I am trying to train a text classifier using sklearn's CountVectorizer. The problem is that my training documents have many tokens that are document-specific. So for example there are regular english words that the CountVectorizer.fit_transform method works perfectly well on, but then there are some tokens that are formatted that would fit the regex: '\w\d\d\w\w\d', such as 'd84ke2'. As it is now, the fit_transform method would just take 'd84ke2' at face value and use that as a feature.
I want to be able to use those specific tokens that match that specific regex as their own feature, and leave the regular english words as their own features, since creating a feature such as 'd84ke2' would be useless as this will not come up again in any other document.
I've yet to find a way to do this, much less the "best" way. Below is an example of code I have, where you can see that the tokens 'j64ke2', 'r32kl4', 'w35kf9', and 'e93mf9' are all turned into their own features. I repeat for clarity: I want to basically condense these features into one and keep the others.
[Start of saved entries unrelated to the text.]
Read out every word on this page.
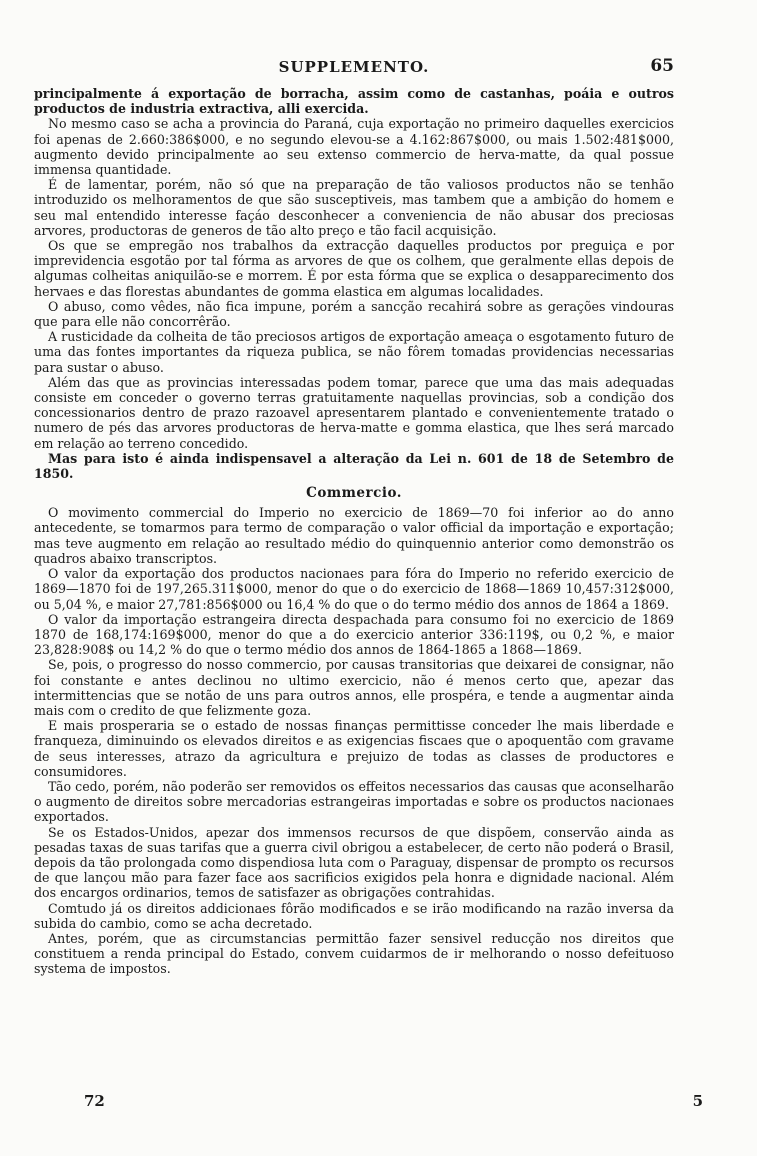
SUPPLEMENTO.	65

principalmente á exportação de borracha, assim como de castanhas, poáia e outros productos de industria extractiva, alli exercida.

No mesmo caso se acha a provincia do Paraná, cuja exportação no primeiro daquelles exercicios foi apenas de 2.660:386$000, e no segundo elevou-se a 4.162:867$000, ou mais 1.502:481$000, augmento devido principalmente ao seu extenso commercio de herva-matte, da qual possue immensa quantidade.

É de lamentar, porém, não só que na preparação de tão valiosos productos não se tenhão introduzido os melhoramentos de que são susceptiveis, mas tambem que a ambição do homem e seu mal entendido interesse façáo desconhecer a conveniencia de não abusar dos preciosas arvores, productoras de generos de tão alto preço e tão facil acquisição.

Os que se empregão nos trabalhos da extracção daquelles productos por preguiça e por imprevidencia esgotão por tal fórma as arvores de que os colhem, que geralmente ellas depois de algumas colheitas aniquilão-se e morrem. É por esta fórma que se explica o desapparecimento dos hervaes e das florestas abundantes de gomma elastica em algumas localidades.

O abuso, como vêdes, não fica impune, porém a sancção recahirá sobre as gerações vindouras que para elle não concorrêrão.

A rusticidade da colheita de tão preciosos artigos de exportação ameaça o esgotamento futuro de uma das fontes importantes da riqueza publica, se não fôrem tomadas providencias necessarias para sustar o abuso.

Além das que as provincias interessadas podem tomar, parece que uma das mais adequadas consiste em conceder o governo terras gratuitamente naquellas provincias, sob a condição dos concessionarios dentro de prazo razoavel apresentarem plantado e convenientemente tratado o numero de pés das arvores productoras de herva-matte e gomma elastica, que lhes será marcado em relação ao terreno concedido.

Mas para isto é ainda indispensavel a alteração da Lei n. 601 de 18 de Setembro de 1850.

Commercio.

O movimento commercial do Imperio no exercicio de 1869—70 foi inferior ao do anno antecedente, se tomarmos para termo de comparação o valor official da importação e exportação; mas teve augmento em relação ao resultado médio do quinquennio anterior como demonstrão os quadros abaixo transcriptos.

O valor da exportação dos productos nacionaes para fóra do Imperio no referido exercicio de 1869—1870 foi de 197,265.311$000, menor do que o do exercicio de 1868—1869 10,457:312$000, ou 5,04 %, e maior 27,781:856$000 ou 16,4 % do que o do termo médio dos annos de 1864 a 1869.

O valor da importação estrangeira directa despachada para consumo foi no exercicio de 1869 1870 de 168,174:169$000, menor do que a do exercicio anterior 336:119$, ou 0,2 %, e maior 23,828:908$ ou 14,2 % do que o termo médio dos annos de 1864-1865 a 1868—1869.

Se, pois, o progresso do nosso commercio, por causas transitorias que deixarei de consignar, não foi constante e antes declinou no ultimo exercicio, não é menos certo que, apezar das intermittencias que se notão de uns para outros annos, elle prospéra, e tende a augmentar ainda mais com o credito de que felizmente goza.

E mais prosperaria se o estado de nossas finanças permittisse conceder lhe mais liberdade e franqueza, diminuindo os elevados direitos e as exigencias fiscaes que o apoquentão com gravame de seus interesses, atrazo da agricultura e prejuizo de todas as classes de productores e consumidores.

Tão cedo, porém, não poderão ser removidos os effeitos necessarios das causas que aconselharão o augmento de direitos sobre mercadorias estrangeiras importadas e sobre os productos nacionaes exportados.

Se os Estados-Unidos, apezar dos immensos recursos de que dispõem, conservão ainda as pesadas taxas de suas tarifas que a guerra civil obrigou a estabelecer, de certo não poderá o Brasil, depois da tão prolongada como dispendiosa luta com o Paraguay, dispensar de prompto os recursos de que lançou mão para fazer face aos sacrificios exigidos pela honra e dignidade nacional. Além dos encargos ordinarios, temos de satisfazer as obrigações contrahidas.

Comtudo já os direitos addicionaes fôrão modificados e se irão modificando na razão inversa da subida do cambio, como se acha decretado.

Antes, porém, que as circumstancias permittão fazer sensivel reducção nos direitos que constituem a renda principal do Estado, convem cuidarmos de ir melhorando o nosso defeituoso systema de impostos.

72	5
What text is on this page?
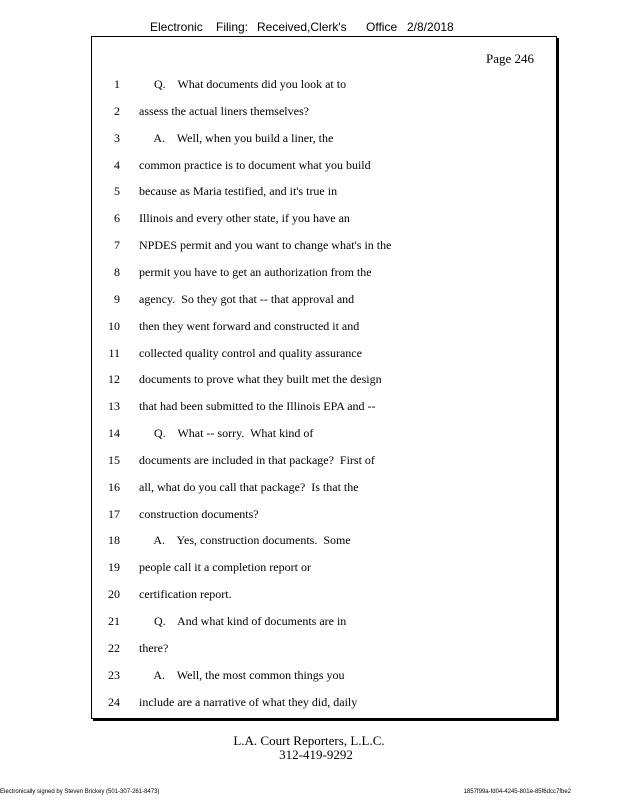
Electronic Filing: Received,Clerk's Office 2/8/2018
Page 246
1 Q.    What documents did you look at to
2 assess the actual liners themselves?
3 A.    Well, when you build a liner, the
4 common practice is to document what you build
5 because as Maria testified, and it's true in
6 Illinois and every other state, if you have an
7 NPDES permit and you want to change what's in the
8 permit you have to get an authorization from the
9 agency.  So they got that -- that approval and
10 then they went forward and constructed it and
11 collected quality control and quality assurance
12 documents to prove what they built met the design
13 that had been submitted to the Illinois EPA and --
14 Q.    What -- sorry.  What kind of
15 documents are included in that package?  First of
16 all, what do you call that package?  Is that the
17 construction documents?
18 A.    Yes, construction documents.  Some
19 people call it a completion report or
20 certification report.
21 Q.    And what kind of documents are in
22 there?
23 A.    Well, the most common things you
24 include are a narrative of what they did, daily
L.A. Court Reporters, L.L.C.
312-419-9292
Electronically signed by Steven Brickey (501-307-261-8473)	1857f99a-fd04-4245-801e-85f6dcc7fbe2
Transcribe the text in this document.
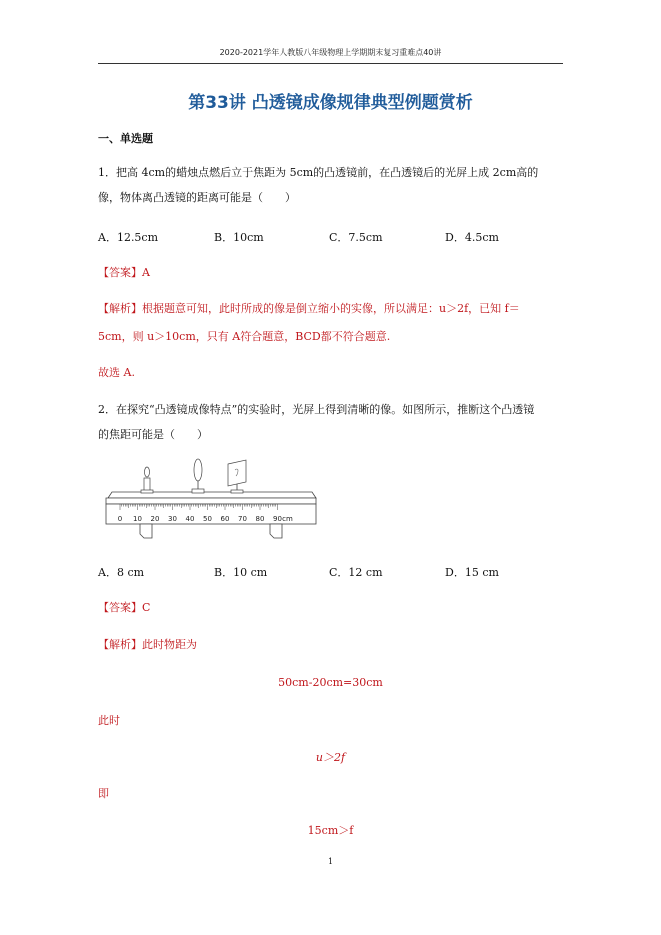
2020-2021学年人教版八年级物理上学期期末复习重难点40讲
第33讲 凸透镜成像规律典型例题赏析
一、单选题
1．把高 4cm的蜡烛点燃后立于焦距为 5cm的凸透镜前，在凸透镜后的光屏上成 2cm高的
像，物体离凸透镜的距离可能是（　　）
A．12.5cm	B．10cm	C．7.5cm	D．4.5cm
【答案】A
【解析】根据题意可知，此时所成的像是倒立缩小的实像，所以满足：u＞2f，已知 f＝
5cm，则 u＞10cm，只有 A符合题意，BCD都不符合题意.
故选 A.
2．在探究“凸透镜成像特点”的实验时，光屏上得到清晰的像。如图所示，推断这个凸透镜
的焦距可能是（　　）
0 10 20 30 40 50 60 70 80 90 cm
A．8 cm	B．10 cm	C．12 cm	D．15 cm
【答案】C
【解析】此时物距为
50cm-20cm=30cm
此时
u＞2f
即
15cm＞f
1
docs = ['the quick brown j64ke2 jumped over the lazy dogs r32kl4.',
'an apple a day keeps the w35kf9 away',
'you got the lions share of the e93mf9']
import numpy as np
# define target and target_names
target_names = ['zero', 'one', 'two']
target = np.array([0, 1, 2])
# Create message bunch.
from sklearn.utils import Bunch
doc_info = Bunch(data=docs, target=target, target_names=target_names)
# Vectorize training data
from sklearn.feature_extraction.text import CountVectorizer
count_vect = CountVectorizer()
count_vect.fit(doc_info.data)
vocab = count_vect.vocabulary_
vocab_keys = list(vocab.keys())
#vocab_vals = list(vocab.values())
X_train_counts = count_vect.transform(doc_info.data)
X = X_train_counts.toarray()
import pandas as pd
df = pd.DataFrame(X, columns=vocab_keys)
yatu's comment is a good solution. I was able to clean the document before feeding it to CountVectorizer
by substituting a word for each regex that matched.